Por lo demás, tengo para mí que la forma del local de Numax expresa a las claras la condición de posibilidad de cualquier ética. Porque el pequeño cineclub con su discreto ambigú vuelve a propiciar lo que en el cineplex se evita desde hace décadas[iii].

Piénsese que el cineplex reproduce el modelo de las grandes empresas. Cuando lidias con ellas, uno nunca sabe cuál es su verdadero interlocutor.
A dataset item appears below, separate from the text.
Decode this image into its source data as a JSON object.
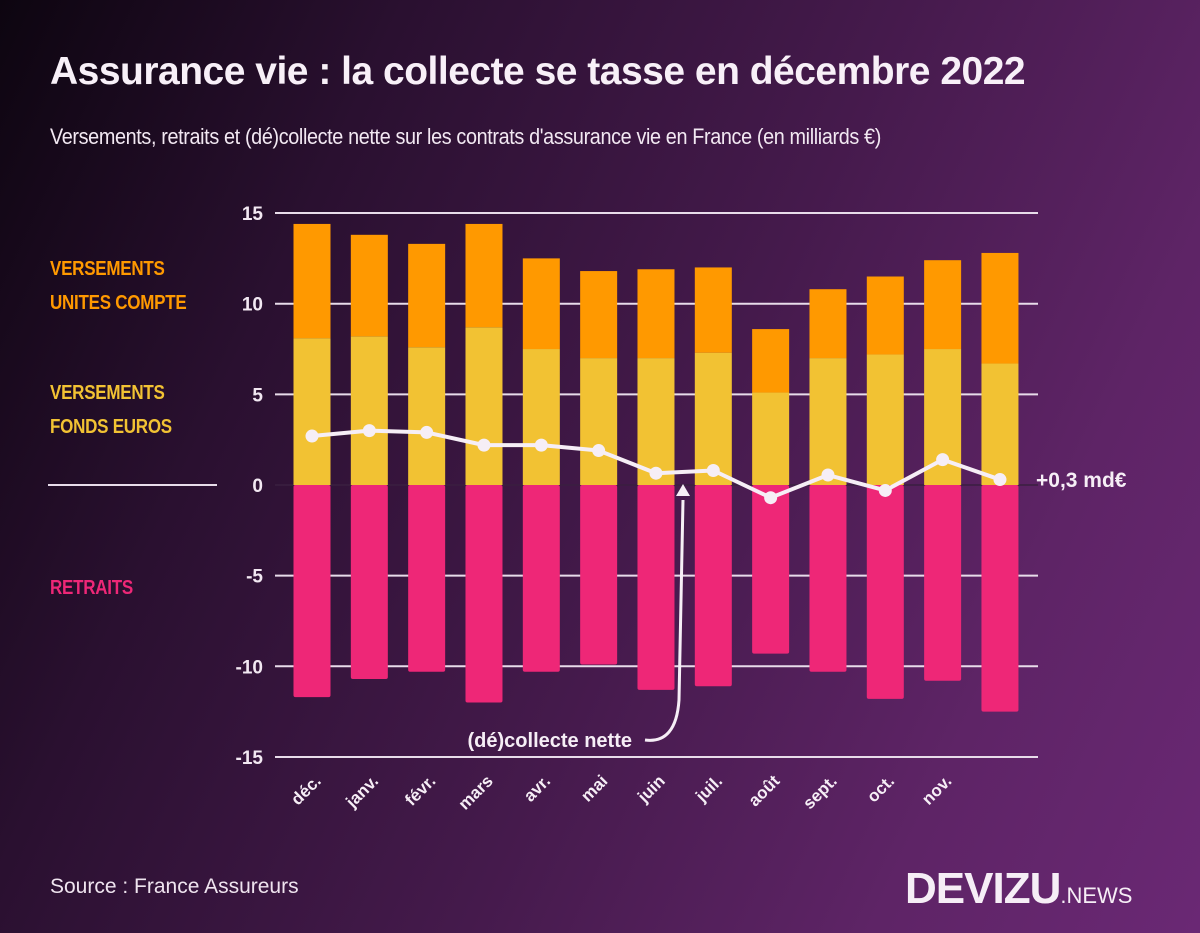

Te pasean de sala en sala y todos trabajan para alguien que «tiene la culpa» y al que, obviamente, nunca conoces. Del mismo modo, si en el cineplex al salir quieres comentar una película, no puedes. Y es de esa manera que el aspecto más tangible de la vida ética —que consiste en enfrentarse al prójimo y en saber a quién te enfrentas—, desaparece. Por eso cabe matizar la vieja tesis de Arendt. No sólo es que, cuando delegan, muchos caen en la mala senda, es que la ética viva necesita de espacios de contacto y hasta de peleas.

Curiosamente, el ambigú de Numax las fomenta. Si el roce producido por la película es grande, el público sale de la sala, se toma un café y lo manifiesta. Puede que salgan cambiados o puede que salgan cabreados, pero tanto la película como el propio enclave pasan a ser un lugar para la ética. Que conste que yo prefiero la estética. En todo caso, bienvenido sea.

 
Imágenes:
1. Emmanuelle Riva y Eiji Okada en Hiroshima mon amour, de Alain Resnais (1959).
2. Las horas bellas, de Alberto Ruiz de Samaniego (Abada, 2015).
3. Número especial de los Cahiers du cinéma coordinado por Marguerite Duras (1980).
4. La sala Numax en Santiago de Compostela. Foto de Tamara de la Fuente.

[i] Blockbuster es la voz inglesa que se utiliza para hablar de las películas nacidas para ser distribuidas en medio planeta buscando un gran éxito de taquilla.

[iii] Cineplex es el término que se utiliza en el mundillo del cine para hacer referencia a los cines de muchas salas de grandes pantallas con equipos de sonido apabullantes y que casi siempre están en manos de distribuidoras gigantes especializadas en proyectar blockbusters.